- Born: Dominique Hannah Jackson 3 December 1991 (age 34) Oldham, Greater Manchester, England
- Occupation: Actress
- Years active: 1999–present
- Children: 1

= Dominique Jackson (British actress) =

British actress (born 1991)

Dominique Hannah Jackson (born 3 December 1991) is a British actress, known for playing Lauren Valentine in the Channel 4 soap opera Hollyoaks.

==Early life==
She attended the Radclyffe School in Chadderton and left with 9 GCSEs (8 A* - C).

==Career==
Her first major role was as Saffron in the BAFTA winning and heart-warming TV drama Buried Treasure with British actor John Thaw. Jackson also starred alongside Paul O'Grady as "Molly" in the 1998 West End production of Annie at the Victoria Palace.

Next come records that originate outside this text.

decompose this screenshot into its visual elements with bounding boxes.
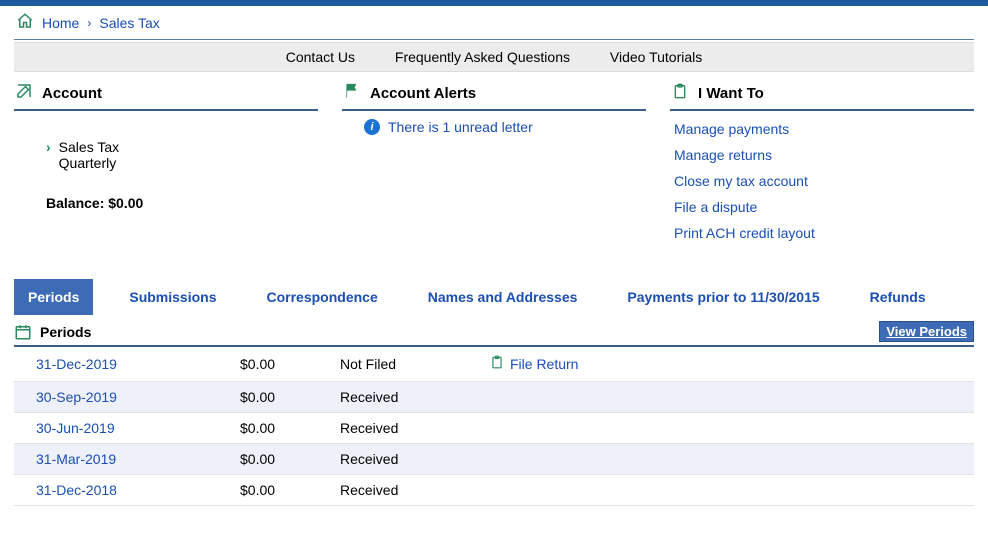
tabs: Periods Submissions Correspondence Names… (14, 279, 974, 315)
iwant-close-account[interactable]: Close my tax account (674, 173, 808, 189)
subnav-tutorials[interactable]: Video Tutorials (610, 49, 702, 65)
iwant-list: Manage payments Manage returns Close my … (670, 121, 974, 241)
period-amount: $0.00 (240, 356, 340, 372)
info-icon: i (364, 119, 380, 135)
subnav-faq[interactable]: Frequently Asked Questions (395, 49, 570, 65)
account-panel: Account › Sales Tax Quarterly Balance: $… (14, 82, 318, 251)
period-date-link[interactable]: 31-Dec-2019 (36, 356, 117, 372)
period-status: Received (340, 482, 490, 498)
iwant-manage-returns[interactable]: Manage returns (674, 147, 772, 163)
alert-unread-link[interactable]: There is 1 unread letter (388, 119, 533, 135)
iwant-panel: I Want To Manage payments Manage returns… (670, 82, 974, 251)
tab-submissions[interactable]: Submissions (115, 279, 230, 315)
balance-label: Balance: (46, 195, 108, 211)
divider (14, 39, 974, 40)
periods-section-head: Periods View Periods (14, 321, 974, 347)
flag-icon (342, 82, 362, 105)
subnav: Contact Us Frequently Asked Questions Vi… (14, 42, 974, 72)
table-row: 31-Dec-2019 $0.00 Not Filed File Return (14, 347, 974, 382)
table-row: 30-Sep-2019 $0.00 Received (14, 382, 974, 413)
period-status: Received (340, 389, 490, 405)
iwant-file-dispute[interactable]: File a dispute (674, 199, 757, 215)
iwant-manage-payments[interactable]: Manage payments (674, 121, 789, 137)
alerts-panel-head: Account Alerts (342, 82, 646, 111)
period-amount: $0.00 (240, 482, 340, 498)
period-date-link[interactable]: 30-Jun-2019 (36, 420, 115, 436)
account-type-line2: Quarterly (59, 155, 119, 171)
subnav-contact[interactable]: Contact Us (286, 49, 355, 65)
periods-grid: 31-Dec-2019 $0.00 Not Filed File Return … (14, 347, 974, 506)
view-periods-button[interactable]: View Periods (879, 321, 974, 342)
iwant-panel-head: I Want To (670, 82, 974, 111)
period-amount: $0.00 (240, 389, 340, 405)
tab-periods[interactable]: Periods (14, 279, 93, 315)
account-type: › Sales Tax Quarterly (46, 139, 318, 171)
clipboard-icon (670, 82, 690, 105)
table-row: 30-Jun-2019 $0.00 Received (14, 413, 974, 444)
breadcrumb-home[interactable]: Home (42, 15, 79, 31)
period-status: Received (340, 451, 490, 467)
clipboard-icon (490, 354, 504, 374)
edit-icon (14, 82, 34, 105)
table-row: 31-Dec-2018 $0.00 Received (14, 475, 974, 506)
iwant-title: I Want To (698, 85, 764, 102)
account-title: Account (42, 85, 102, 102)
tab-refunds[interactable]: Refunds (856, 279, 940, 315)
account-panel-head: Account (14, 82, 318, 111)
alert-row: i There is 1 unread letter (342, 119, 646, 135)
periods-title: Periods (40, 324, 91, 340)
chevron-right-icon: › (46, 139, 51, 155)
iwant-print-ach[interactable]: Print ACH credit layout (674, 225, 815, 241)
breadcrumb: Home › Sales Tax (0, 6, 988, 39)
account-type-line1: Sales Tax (59, 139, 119, 155)
alerts-panel: Account Alerts i There is 1 unread lette… (342, 82, 646, 251)
tab-correspondence[interactable]: Correspondence (253, 279, 392, 315)
period-amount: $0.00 (240, 451, 340, 467)
period-date-link[interactable]: 31-Dec-2018 (36, 482, 117, 498)
account-body: › Sales Tax Quarterly Balance: $0.00 (14, 139, 318, 211)
panels: Account › Sales Tax Quarterly Balance: $… (14, 82, 974, 251)
tab-names-addresses[interactable]: Names and Addresses (414, 279, 592, 315)
home-icon (16, 12, 34, 33)
calendar-icon (14, 323, 32, 341)
alerts-title: Account Alerts (370, 85, 476, 102)
breadcrumb-sep: › (87, 16, 91, 30)
period-status: Received (340, 420, 490, 436)
period-date-link[interactable]: 31-Mar-2019 (36, 451, 116, 467)
file-return-link[interactable]: File Return (510, 356, 578, 372)
balance-value: $0.00 (108, 195, 143, 211)
breadcrumb-current[interactable]: Sales Tax (99, 15, 159, 31)
account-balance: Balance: $0.00 (46, 195, 318, 211)
period-status: Not Filed (340, 356, 490, 372)
period-date-link[interactable]: 30-Sep-2019 (36, 389, 117, 405)
table-row: 31-Mar-2019 $0.00 Received (14, 444, 974, 475)
period-amount: $0.00 (240, 420, 340, 436)
tab-payments-prior[interactable]: Payments prior to 11/30/2015 (613, 279, 833, 315)
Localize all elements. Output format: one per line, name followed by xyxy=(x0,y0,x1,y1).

Jackson went on to be known for her role as Becky in the children's TV series Becky and Barnaby Bear and throughout her childhood other credits include The Hitchhiker's Guide to the Galaxy, Casualty, Doctors, UGetMe, Welcome to Orty Fou, Conviction Little Britain. In 2003 she appeared as Joanna Sharpe in The Bill, and has since appeared as Roseanne Speedwell on The New Worst Witch in 2005 and as Selena on the hit children's TV show My Parents Are Aliens in 2006.
Dominique was cast as Lauren Valentine on Channel 4 soap, Hollyoaks. Next, she played Evie Prior in Waterloo Road. She then appeared in Episode One of The Body Farm as Natasha Collins.

In 2013, she was cast as the role of Vee in the ITV drama based on the novel by Dorothy Koomson, The Ice Cream Girls, which was shot in Ireland. Later that year Jackson played Morgan McDonald in the Jimmy McGovern series Moving On. Jackson appeared in Holby City as Chelsey Corman for two episodes.

She played The Mayfly in Martin Baltscheit's Only A Day at The Belgrade Theatre, Coventry. Then in March 2021, she appeared in an episode of the BBC soap opera Doctors as Sophie Herron. More recently, Jackson appeared in 'Berlin Berlin' dance live shows in Germany.